Jam hadir bukan indikator performa. Artikel ini mengulas cara HR membedakan antara kehadiran fisik dan kontribusi nyata dalam pekerjaan.
Ilustrasi Awal:
Setiap hari, karyawan hadir tepat waktu, check-in jam 08.00.
Tapi kerjaan selalu molor. Proyek tidak selesai, komunikasi tim lemah.
Sementara itu, ada yang WFH sebagian waktu—hasil kerjanya justru konsisten.
Masih yakin absensi = produktivitas?
Masalah:
Banyak organisasi masih terjebak dalam pendekatan operasional lama: mengukur disiplin dari jam hadir, bukan dari hasil kerja.
Ini berisiko menekan trust, fleksibilitas, dan budaya kerja sehat.
Mengapa Absensi Tidak Bisa Jadi Ukuran Tunggal Produktivitas
- Kehadiran fisik tidak menjamin fokus dan progres
- Tekanan untuk “terlihat sibuk” bisa mengurangi efektivitas kerja
- Sistem absensi sering digunakan untuk kontrol, bukan fasilitasi
Peran HR: Ubah Mindset dari “Jam Hadir” ke “Nilai Tambah”

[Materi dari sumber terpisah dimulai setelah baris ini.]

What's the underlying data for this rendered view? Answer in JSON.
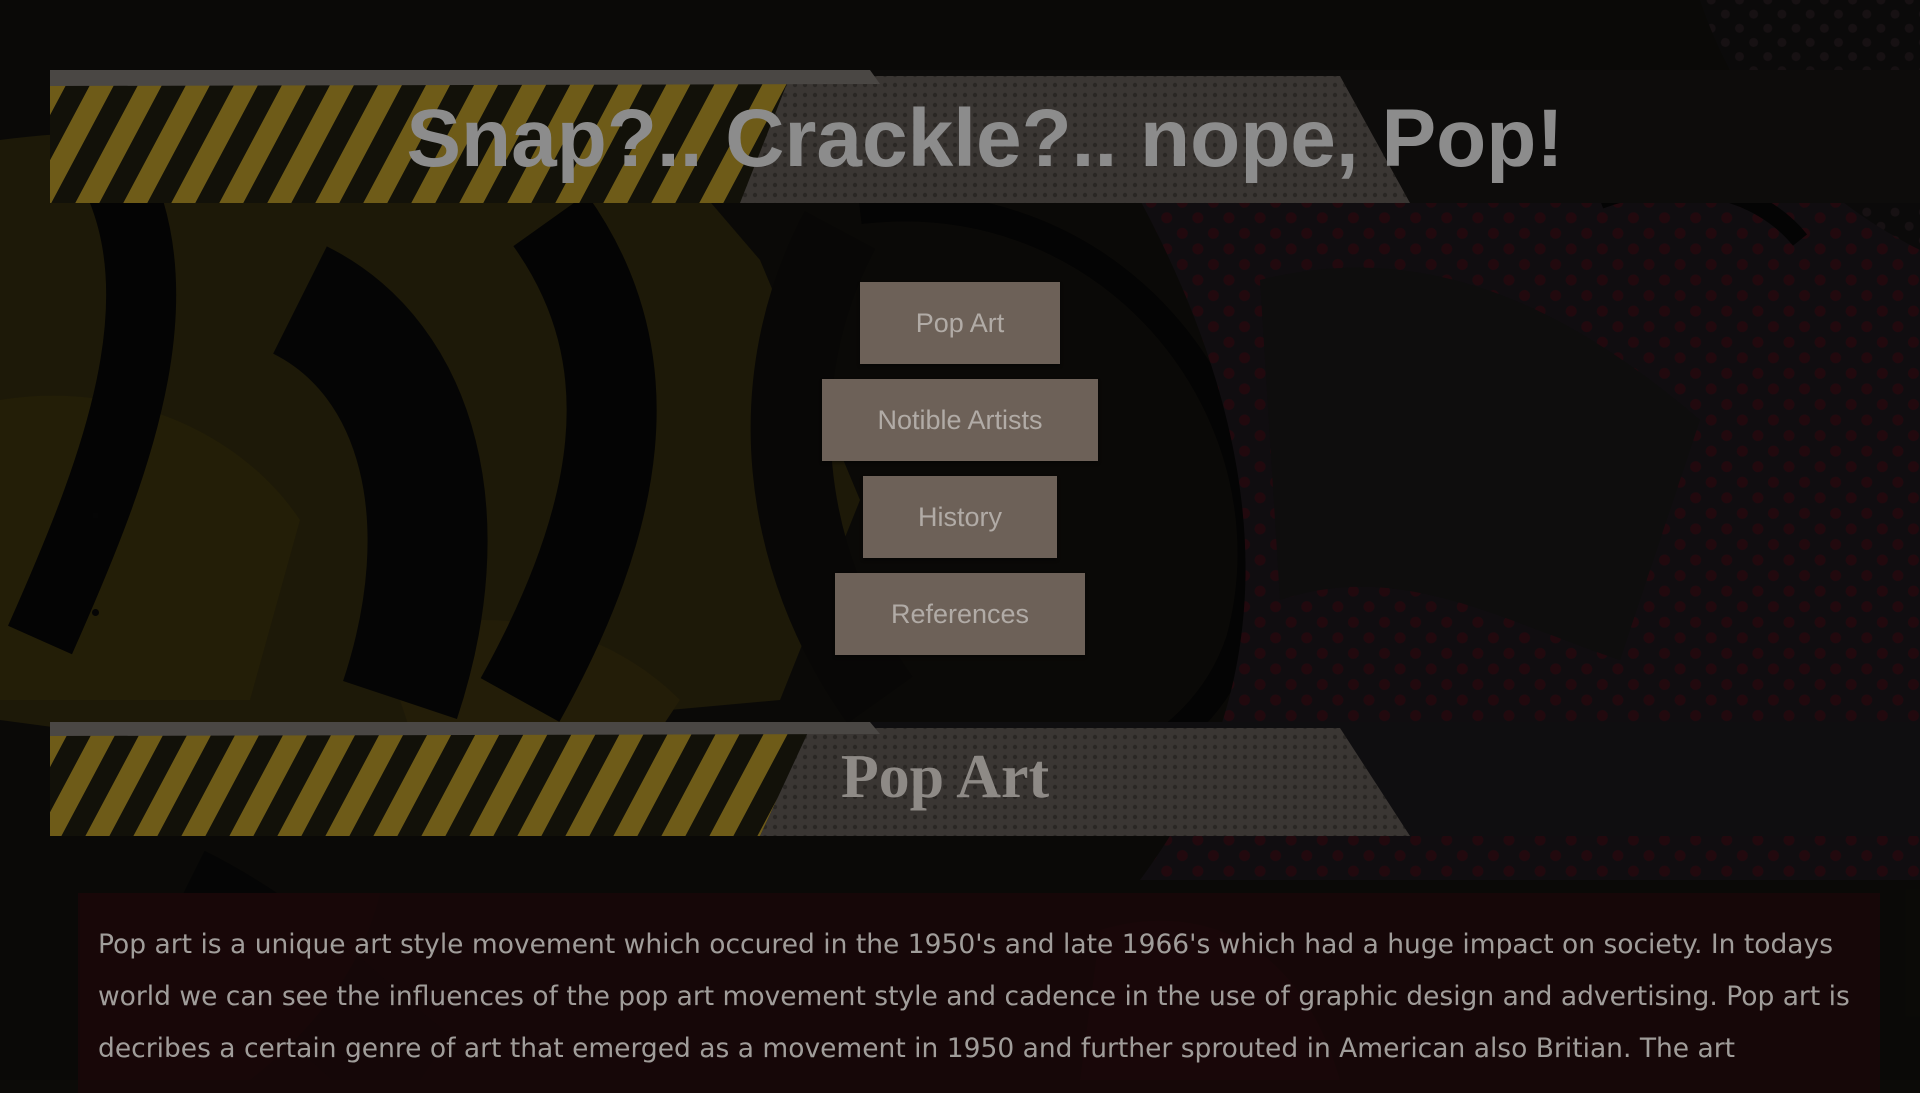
{
  "site": {
    "title": "Snap?.. Crackle?.. nope, Pop!"
  },
  "nav": {
    "items": [
      {
        "label": "Pop Art"
      },
      {
        "label": "Notible Artists"
      },
      {
        "label": "History"
      },
      {
        "label": "References"
      }
    ]
  },
  "section": {
    "heading": "Pop Art",
    "paragraph": "Pop art is a unique art style movement which occured in the 1950's and late 1966's which had a huge impact on society. In todays world we can see the influences of the pop art movement style and cadence in the use of graphic design and advertising. Pop art is decribes a certain genre of art that emerged as a movement in 1950 and further sprouted in American also Britian. The art"
  },
  "colors": {
    "button_bg": "#6d6158",
    "button_text": "#b1aba6",
    "banner_stripe_yellow": "#7a6418",
    "title_text": "#8c8c8c",
    "article_bg": "#190709"
  }
}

1. Terapkan Sistem Output-Based Performance
- Ukur berdasarkan deliverables, bukan durasi kerja
- Buat indikator kerja yang relevan, bukan sekadar kuantitas kehadiran
2. Sesuaikan Sistem Kehadiran dengan Gaya Kerja Modern
- Fleksibel: masuk siang asalkan output tercapai
- Sistem hybrid dengan tracking capaian berbasis milestone
3. Edukasi Manajer agar Tidak Mengontrol, Tapi Mendorong
- Latih manajer memahami ritme kerja tiap individu
- Hindari pendekatan micromanagement
Transisi dari Fokus Absensi ke Fokus Produktivitas
Fokus pada Absensi Harian | Fokus pada Hasil Kerja |
---|---|
Budaya takut telat dan absen | Budaya tanggung jawab dan ownership |
Sistem kontrol penuh curiga | Sistem monitoring berbasis kepercayaan |
HR jadi “polisi waktu” | HR jadi enabler proses kerja efisien |
HR bukan penjaga mesin absensi. HR adalah desainer sistem kerja produktif.
Saatnya geser perhatian dari kehadiran ke kontribusi nyata.